Gasperini non rischia dal via il nuovo attaccante Zaragoza e schiera ancora Pellegrini e Soulé dietro Malen. In mezzo fiducia a Pisilli che ha riconquistato posizioni.
Pisacane, con tanti assenti, senza più Luperto e con Mina ai box, rivoluziona l’assetto difensivo. Torna Rodriguez e debutta Alberto Dossena, arrivato dal Como nel mercato di riparazione. Non ci sono per infortunio i protagonisti delle baruffe dell’andata: Hermoso e Folorunsho. La partita segue il canovaccio preventivato: Roma all’attacco a cercare la vittoria per agganciare la Juve al quarto posto. Cagliari eccessivamente difensivista. E così si parte con Dossena, in evidente ritardo di condizione, che commette due falli in 5’ e si becca il giallo. Malen vuole farsi amare dall’Olimpico, ma la sua conclusione viene murata da Rodriguez, al 16’ Caprile rischia la frittata: controllo difettoso e salvataggio sulla linea piena. La Roma insiste, è un monologo. Il Cagliari ufficialmente a tre, in realtà a cinque, non riparte mai. Palestra è fermo a difendere su Wesley, Obert non è un quinto, ma un centrale. Soulé calcia fuori a giro, Pisilli trova Caprile e al 25’ Mancini serve Malen che brucia Dossena e infiamma l’Olimpico e Totti in tribuna per l’uno a zero. La Roma non si abbassa, vuol continuare a premere, il Cagliari non mette quasi mai il naso fuori. Solo Adopo tenta qualche ripartenza e Kilicsoy non vede biglia con un Ndicka perfetto. Il finale non dice tanto. Se non per il giallo a Palestra, eccessivo, un contatto con carica di Rodriguez su Pisilli in area e un colpo di testa di Ghilardi che finisce alto. Troppa la differenza nei primi 45’.
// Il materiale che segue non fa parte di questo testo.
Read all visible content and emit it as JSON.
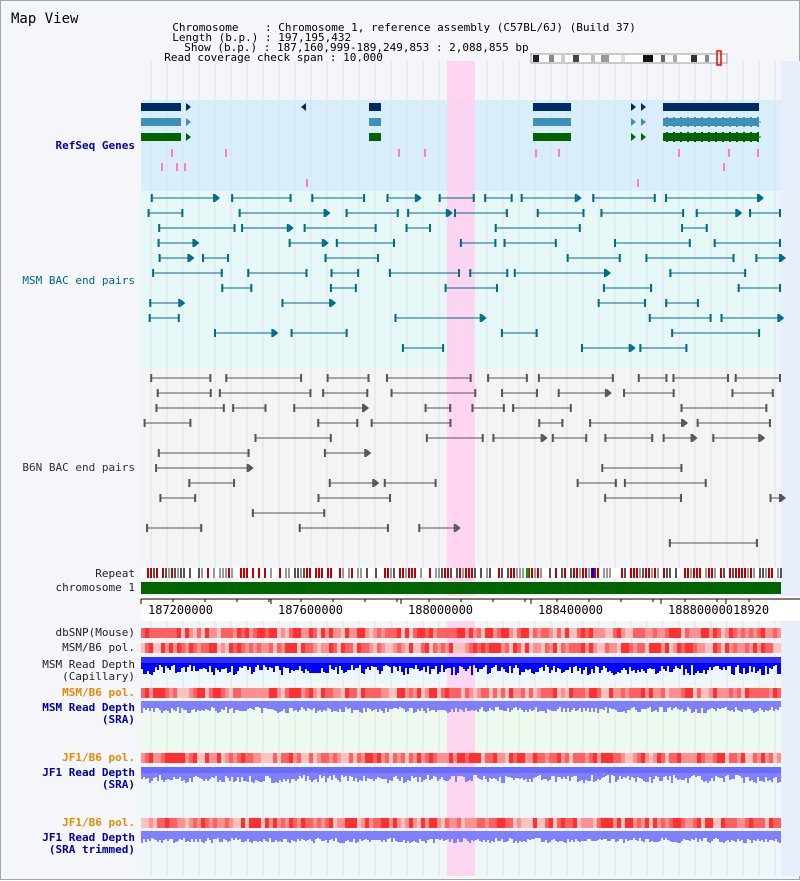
{
  "app": {
    "title": "Map View"
  },
  "info": {
    "chromosome_label": "Chromosome",
    "chromosome_value": "Chromosome 1, reference assembly (C57BL/6J) (Build 37)",
    "length_label": "Length (b.p.)",
    "length_value": "197,195,432",
    "show_label": "Show (b.p.)",
    "show_value": "187,160,999-189,249,853 : 2,088,855 bp",
    "coverage_label": "Read coverage check span",
    "coverage_value": "10,000"
  },
  "tracks": {
    "refseq": "RefSeq Genes",
    "msm_bac": "MSM BAC end pairs",
    "b6n_bac": "B6N BAC end pairs",
    "repeat": "Repeat",
    "chromosome": "chromosome 1",
    "dbsnp": "dbSNP(Mouse)",
    "msm_b6_pol_1": "MSM/B6 pol.",
    "msm_read_depth_cap_1": "MSM Read Depth",
    "msm_read_depth_cap_2": "(Capillary)",
    "msm_b6_pol_2": "MSM/B6 pol.",
    "msm_read_depth_sra_1": "MSM Read Depth",
    "msm_read_depth_sra_2": "(SRA)",
    "jf1_b6_pol_1": "JF1/B6 pol.",
    "jf1_read_depth_sra_1": "JF1 Read Depth",
    "jf1_read_depth_sra_2": "(SRA)",
    "jf1_b6_pol_2": "JF1/B6 pol.",
    "jf1_read_depth_trim_1": "JF1 Read Depth",
    "jf1_read_depth_trim_2": "(SRA trimmed)"
  },
  "axis": {
    "ticks": [
      "187200000",
      "187600000",
      "188000000",
      "188400000",
      "188800000",
      "18920"
    ]
  },
  "colors": {
    "gene_navy": "#002a66",
    "gene_steel": "#3f8fb8",
    "gene_green": "#006400",
    "bac_teal": "#006a8a",
    "bac_gray": "#555555",
    "highlight": "#ffd0f0",
    "depth_blue": "#0000ff",
    "depth_light": "#8080ff",
    "pol_red": "#ff4040"
  }
}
Rientrano gli stessi del primo tempo e il copione non cambia. Roma alla ricerca del raddoppio. Ma Gasperini al 12’ accontenta anche il pubblico: dentro lo spagnolo Zaragoza, al debutto in maglia numero 97, e fuori Pellegrini. Pisacane risponde poco dopo togliendo il romano e romanista Mazzitelli e inserendo Sulemana. La Roma è sempre vicina all’area del Cagliari, ma non trova il guizzo o la stoccata decisiva. Ci riesce al 20’ quando Celik fa passare il pallone tra Obert e Rodriguez e ancora Malen anticipa da gran centravanti gli altri centrali del Cagliari. Partita sostanzialmente chiusa anche perché i rossoblù continuano a non giocare. Pisacane, tardivamente, pesca dalla panchina per avere una scossa, inserendo Idrissi e Pavoletti. Al 34’ Sulemana da fuori colpisce la traversa. Ultimo sussulto? No. C’è El Aynaoui che, appena entrato, insieme a Venturino e Arena, impegna Caprile. L’Olimpico canta e aspetta la super sfida di domenica al Maradona col Napoli. Il Cagliari si esibirà ancora di lunedì. Col Lecce in casa e lì dovrà mettersi a giocare.